The Haier Group is to make a cash offer of NZ$1.20 per share for all of the remaining shares of NZ based Fisher & Paykel Appliances it does not already own, confirming it issued the company with a Takeover Notice, yesterday.
The Chinese white goods company’s New Zealand subsidiary also said it will make a formal offer within 14-30 days and confirmed Fisher & Paykel will remain a stand-alone company led by local management.
Haier already has a 20% stake in the NZ based appliance giant, which also controls the Australian operation.
The proposed offer price represents a 60% premium to F&P share price as at close of trading on Friday 7 September, prior to the takeover bid going public.
F&P announced the takeover bid earlier this week and now it appears to have the backing of its Independent directors, who will provide support with conditions, Haier confrimed.
It also has F&P’s largest shareholder Allan Gray, who owns a 17.46 % stake, in “an irrevocable agreement” to accept the offer.

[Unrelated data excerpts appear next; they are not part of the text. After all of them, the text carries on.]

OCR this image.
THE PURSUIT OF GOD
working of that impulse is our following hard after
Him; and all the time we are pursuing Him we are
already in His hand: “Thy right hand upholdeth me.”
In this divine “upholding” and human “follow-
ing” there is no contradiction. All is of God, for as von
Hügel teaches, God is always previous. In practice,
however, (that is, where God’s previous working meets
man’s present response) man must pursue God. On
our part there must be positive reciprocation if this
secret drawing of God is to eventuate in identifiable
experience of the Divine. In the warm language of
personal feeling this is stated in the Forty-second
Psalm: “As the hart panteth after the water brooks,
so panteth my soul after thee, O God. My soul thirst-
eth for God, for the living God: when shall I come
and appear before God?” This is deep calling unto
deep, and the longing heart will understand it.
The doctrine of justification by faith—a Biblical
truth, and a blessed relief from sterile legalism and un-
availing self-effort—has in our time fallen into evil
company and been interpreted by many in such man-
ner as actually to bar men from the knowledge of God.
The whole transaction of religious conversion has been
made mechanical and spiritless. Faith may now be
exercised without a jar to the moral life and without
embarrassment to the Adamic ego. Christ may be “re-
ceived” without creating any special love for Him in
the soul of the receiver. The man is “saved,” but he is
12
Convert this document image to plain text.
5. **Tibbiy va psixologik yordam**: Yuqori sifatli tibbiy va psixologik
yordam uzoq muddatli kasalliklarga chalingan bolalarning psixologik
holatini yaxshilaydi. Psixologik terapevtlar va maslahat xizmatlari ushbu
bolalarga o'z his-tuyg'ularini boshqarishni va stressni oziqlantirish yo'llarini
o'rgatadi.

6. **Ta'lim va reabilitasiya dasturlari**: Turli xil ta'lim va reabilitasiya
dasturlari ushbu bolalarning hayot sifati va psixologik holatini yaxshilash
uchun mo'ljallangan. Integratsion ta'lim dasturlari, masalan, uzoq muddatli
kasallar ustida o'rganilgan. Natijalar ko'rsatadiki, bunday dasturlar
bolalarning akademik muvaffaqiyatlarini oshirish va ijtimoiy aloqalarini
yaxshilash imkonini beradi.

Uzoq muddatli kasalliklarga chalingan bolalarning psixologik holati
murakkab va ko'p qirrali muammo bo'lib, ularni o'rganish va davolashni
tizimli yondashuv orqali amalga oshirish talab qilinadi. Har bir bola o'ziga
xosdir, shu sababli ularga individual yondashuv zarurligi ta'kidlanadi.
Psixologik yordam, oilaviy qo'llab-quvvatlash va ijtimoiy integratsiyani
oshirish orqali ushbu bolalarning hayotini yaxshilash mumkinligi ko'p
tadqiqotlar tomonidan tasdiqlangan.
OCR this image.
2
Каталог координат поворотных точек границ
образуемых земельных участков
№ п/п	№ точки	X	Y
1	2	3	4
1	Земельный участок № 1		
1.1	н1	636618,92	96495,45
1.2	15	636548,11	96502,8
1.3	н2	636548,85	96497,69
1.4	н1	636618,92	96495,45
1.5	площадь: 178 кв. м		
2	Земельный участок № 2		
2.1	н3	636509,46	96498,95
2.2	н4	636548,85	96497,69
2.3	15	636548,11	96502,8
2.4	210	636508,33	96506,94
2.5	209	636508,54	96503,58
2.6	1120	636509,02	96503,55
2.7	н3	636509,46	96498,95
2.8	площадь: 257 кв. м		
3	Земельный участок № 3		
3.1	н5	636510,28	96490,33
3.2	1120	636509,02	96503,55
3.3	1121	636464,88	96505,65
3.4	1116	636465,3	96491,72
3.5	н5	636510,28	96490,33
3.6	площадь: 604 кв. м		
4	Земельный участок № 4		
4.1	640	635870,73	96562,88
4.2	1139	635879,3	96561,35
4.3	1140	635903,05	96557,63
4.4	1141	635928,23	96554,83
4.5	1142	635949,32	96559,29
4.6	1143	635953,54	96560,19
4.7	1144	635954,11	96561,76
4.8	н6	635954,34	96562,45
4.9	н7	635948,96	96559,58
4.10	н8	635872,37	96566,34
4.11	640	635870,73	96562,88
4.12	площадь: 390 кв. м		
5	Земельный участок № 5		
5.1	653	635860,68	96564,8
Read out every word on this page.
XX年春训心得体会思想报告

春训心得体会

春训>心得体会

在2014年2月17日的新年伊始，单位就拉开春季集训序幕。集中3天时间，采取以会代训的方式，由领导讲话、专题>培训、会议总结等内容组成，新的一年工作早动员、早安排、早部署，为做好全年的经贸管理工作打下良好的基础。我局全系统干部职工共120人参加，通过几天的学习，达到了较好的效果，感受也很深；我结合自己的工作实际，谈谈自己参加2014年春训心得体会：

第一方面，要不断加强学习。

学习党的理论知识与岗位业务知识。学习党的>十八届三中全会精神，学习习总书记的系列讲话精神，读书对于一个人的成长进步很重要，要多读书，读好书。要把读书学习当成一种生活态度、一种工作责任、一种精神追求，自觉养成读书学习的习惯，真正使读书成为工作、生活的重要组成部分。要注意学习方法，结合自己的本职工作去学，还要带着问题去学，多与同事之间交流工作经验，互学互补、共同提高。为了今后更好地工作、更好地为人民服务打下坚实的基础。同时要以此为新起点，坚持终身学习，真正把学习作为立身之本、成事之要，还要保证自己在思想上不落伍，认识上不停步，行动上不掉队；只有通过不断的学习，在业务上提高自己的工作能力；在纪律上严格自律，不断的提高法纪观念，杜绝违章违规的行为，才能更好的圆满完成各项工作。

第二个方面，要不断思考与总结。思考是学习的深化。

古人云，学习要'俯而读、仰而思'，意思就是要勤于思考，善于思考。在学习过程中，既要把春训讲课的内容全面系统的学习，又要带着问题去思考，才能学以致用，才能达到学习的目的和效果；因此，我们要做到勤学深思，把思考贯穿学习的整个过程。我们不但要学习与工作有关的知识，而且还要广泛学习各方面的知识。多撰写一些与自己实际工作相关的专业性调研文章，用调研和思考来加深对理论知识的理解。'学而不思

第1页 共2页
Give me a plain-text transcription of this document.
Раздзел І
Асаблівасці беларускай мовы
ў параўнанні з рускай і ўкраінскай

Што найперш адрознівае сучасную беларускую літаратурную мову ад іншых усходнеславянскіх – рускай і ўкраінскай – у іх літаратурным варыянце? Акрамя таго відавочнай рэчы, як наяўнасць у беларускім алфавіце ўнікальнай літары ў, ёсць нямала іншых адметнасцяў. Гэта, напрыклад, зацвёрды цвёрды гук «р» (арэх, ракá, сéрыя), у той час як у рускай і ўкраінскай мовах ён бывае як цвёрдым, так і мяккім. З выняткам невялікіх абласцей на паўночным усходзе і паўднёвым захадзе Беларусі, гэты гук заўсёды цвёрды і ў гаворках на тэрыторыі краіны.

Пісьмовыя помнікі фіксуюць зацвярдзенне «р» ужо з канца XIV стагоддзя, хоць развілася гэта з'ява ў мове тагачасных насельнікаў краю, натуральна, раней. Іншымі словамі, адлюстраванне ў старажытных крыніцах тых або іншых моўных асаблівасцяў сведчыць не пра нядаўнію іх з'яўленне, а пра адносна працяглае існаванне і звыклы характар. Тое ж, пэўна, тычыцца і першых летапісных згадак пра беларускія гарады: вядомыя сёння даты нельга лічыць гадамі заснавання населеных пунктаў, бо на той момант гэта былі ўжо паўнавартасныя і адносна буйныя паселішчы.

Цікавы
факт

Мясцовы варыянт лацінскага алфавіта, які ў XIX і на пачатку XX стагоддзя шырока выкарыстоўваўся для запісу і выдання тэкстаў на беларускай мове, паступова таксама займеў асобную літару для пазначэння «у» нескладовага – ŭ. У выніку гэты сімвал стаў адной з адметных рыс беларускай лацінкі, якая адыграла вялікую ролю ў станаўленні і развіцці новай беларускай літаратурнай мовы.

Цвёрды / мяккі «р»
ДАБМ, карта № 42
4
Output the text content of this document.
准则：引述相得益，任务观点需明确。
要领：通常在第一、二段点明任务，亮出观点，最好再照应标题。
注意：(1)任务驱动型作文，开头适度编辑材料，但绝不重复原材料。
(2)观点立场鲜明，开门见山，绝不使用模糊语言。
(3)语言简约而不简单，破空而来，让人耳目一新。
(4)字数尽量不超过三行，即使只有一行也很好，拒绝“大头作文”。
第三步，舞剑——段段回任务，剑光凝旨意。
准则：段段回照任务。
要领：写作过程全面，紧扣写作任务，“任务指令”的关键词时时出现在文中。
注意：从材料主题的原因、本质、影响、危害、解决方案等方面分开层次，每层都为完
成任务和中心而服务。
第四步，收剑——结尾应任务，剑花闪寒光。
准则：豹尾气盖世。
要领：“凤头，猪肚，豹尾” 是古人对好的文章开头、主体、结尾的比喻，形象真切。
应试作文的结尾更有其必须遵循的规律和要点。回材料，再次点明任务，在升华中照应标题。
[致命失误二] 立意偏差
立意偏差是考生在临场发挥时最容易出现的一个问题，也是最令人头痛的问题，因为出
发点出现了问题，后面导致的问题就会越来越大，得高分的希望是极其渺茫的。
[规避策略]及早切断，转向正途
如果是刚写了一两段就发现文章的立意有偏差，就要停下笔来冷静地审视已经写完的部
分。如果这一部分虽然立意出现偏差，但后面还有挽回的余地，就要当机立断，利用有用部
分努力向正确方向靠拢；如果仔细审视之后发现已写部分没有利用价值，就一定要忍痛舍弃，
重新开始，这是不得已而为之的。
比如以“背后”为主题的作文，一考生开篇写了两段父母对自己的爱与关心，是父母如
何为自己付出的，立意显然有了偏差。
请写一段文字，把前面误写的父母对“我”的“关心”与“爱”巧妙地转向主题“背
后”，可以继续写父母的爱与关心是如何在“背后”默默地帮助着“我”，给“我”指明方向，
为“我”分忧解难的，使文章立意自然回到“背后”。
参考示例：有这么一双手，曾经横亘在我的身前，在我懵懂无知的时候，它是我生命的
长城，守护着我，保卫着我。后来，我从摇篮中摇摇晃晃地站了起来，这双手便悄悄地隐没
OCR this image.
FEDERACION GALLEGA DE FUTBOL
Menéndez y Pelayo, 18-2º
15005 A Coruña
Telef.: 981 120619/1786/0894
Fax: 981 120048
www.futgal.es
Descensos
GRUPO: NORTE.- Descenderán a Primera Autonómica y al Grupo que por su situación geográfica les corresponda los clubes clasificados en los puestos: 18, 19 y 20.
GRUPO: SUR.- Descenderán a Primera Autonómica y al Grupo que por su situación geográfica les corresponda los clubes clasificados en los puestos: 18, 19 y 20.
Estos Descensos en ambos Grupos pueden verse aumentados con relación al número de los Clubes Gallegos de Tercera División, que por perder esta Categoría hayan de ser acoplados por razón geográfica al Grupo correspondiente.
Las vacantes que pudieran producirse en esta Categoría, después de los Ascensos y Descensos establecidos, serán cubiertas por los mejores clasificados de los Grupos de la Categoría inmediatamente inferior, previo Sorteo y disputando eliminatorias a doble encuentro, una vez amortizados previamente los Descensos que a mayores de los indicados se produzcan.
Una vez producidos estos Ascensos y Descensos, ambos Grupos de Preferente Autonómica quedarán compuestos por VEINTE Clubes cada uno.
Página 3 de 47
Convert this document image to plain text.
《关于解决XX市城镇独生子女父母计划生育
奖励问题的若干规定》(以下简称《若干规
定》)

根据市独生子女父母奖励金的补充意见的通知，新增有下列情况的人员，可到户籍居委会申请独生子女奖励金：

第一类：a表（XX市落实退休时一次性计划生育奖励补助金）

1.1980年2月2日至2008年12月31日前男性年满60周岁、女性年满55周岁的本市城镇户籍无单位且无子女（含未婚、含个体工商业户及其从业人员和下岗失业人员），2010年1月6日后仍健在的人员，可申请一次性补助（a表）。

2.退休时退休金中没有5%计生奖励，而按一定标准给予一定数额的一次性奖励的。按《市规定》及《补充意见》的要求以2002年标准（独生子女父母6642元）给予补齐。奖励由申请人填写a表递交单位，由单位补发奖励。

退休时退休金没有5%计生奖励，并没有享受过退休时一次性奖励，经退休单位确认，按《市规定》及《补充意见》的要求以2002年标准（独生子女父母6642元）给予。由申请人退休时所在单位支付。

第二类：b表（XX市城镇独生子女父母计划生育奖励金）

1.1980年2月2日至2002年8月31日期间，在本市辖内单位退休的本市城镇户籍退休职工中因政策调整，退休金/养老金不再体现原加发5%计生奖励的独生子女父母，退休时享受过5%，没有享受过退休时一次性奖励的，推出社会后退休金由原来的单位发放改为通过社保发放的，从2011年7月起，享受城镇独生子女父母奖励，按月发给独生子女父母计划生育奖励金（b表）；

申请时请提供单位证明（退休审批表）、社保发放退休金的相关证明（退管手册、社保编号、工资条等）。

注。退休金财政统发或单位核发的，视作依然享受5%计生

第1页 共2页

This represents a “strong endorsement of the value” of the offer price, Haier said in a statement today.
The offer represents “excellent value for shareholders and will be well received by them,” said Mr Liang Haishan, President of Haier White Goods.
Liang also believes shareholders will be pleased with the “significant premium” given the economic uncertainty hanging over the market at present.
“We believe the opportunity to receive cash and realise a significant premium over the current share price is attractive for Fisher & Paykel Appliances’ shareholders, particularly given market volatility, recent economic uncertainty and the competitive nature of the global white goods sector,” Mr Liang said.
Haier also confirmed it will retain the existing ratio of New Zealand or Australian resident independent directors on F&P’s board for at least two years.
“We want the Fisher & Paykel Appliances brand to stay and we will support its growth as a global premium brand, with the additional advantages of operating within the Haier Group,” Liang said.
Fisher and Paykel said earlier this week no action would be taken until the Board assessed Haier’s offer, including an independent adviser’s report.
However, the Independent Board is supportive of Haier’s offer, subject to the offer price being within or above the independent adviser’s valuation range, and there being no superior alternative, and the terms and conditions are acceptable.
In a five year strategic review revealed this week, the company said it remains “acutely aware” of the potential for economic conditions to change suddenly in key markets, especially in Australia and the USA.
Haier has been in the Australian market since 2004 but are relative newcomers to New Zealand, entering the market there three years ago.
UBS AG are acting as financial advisors in the takeover bid.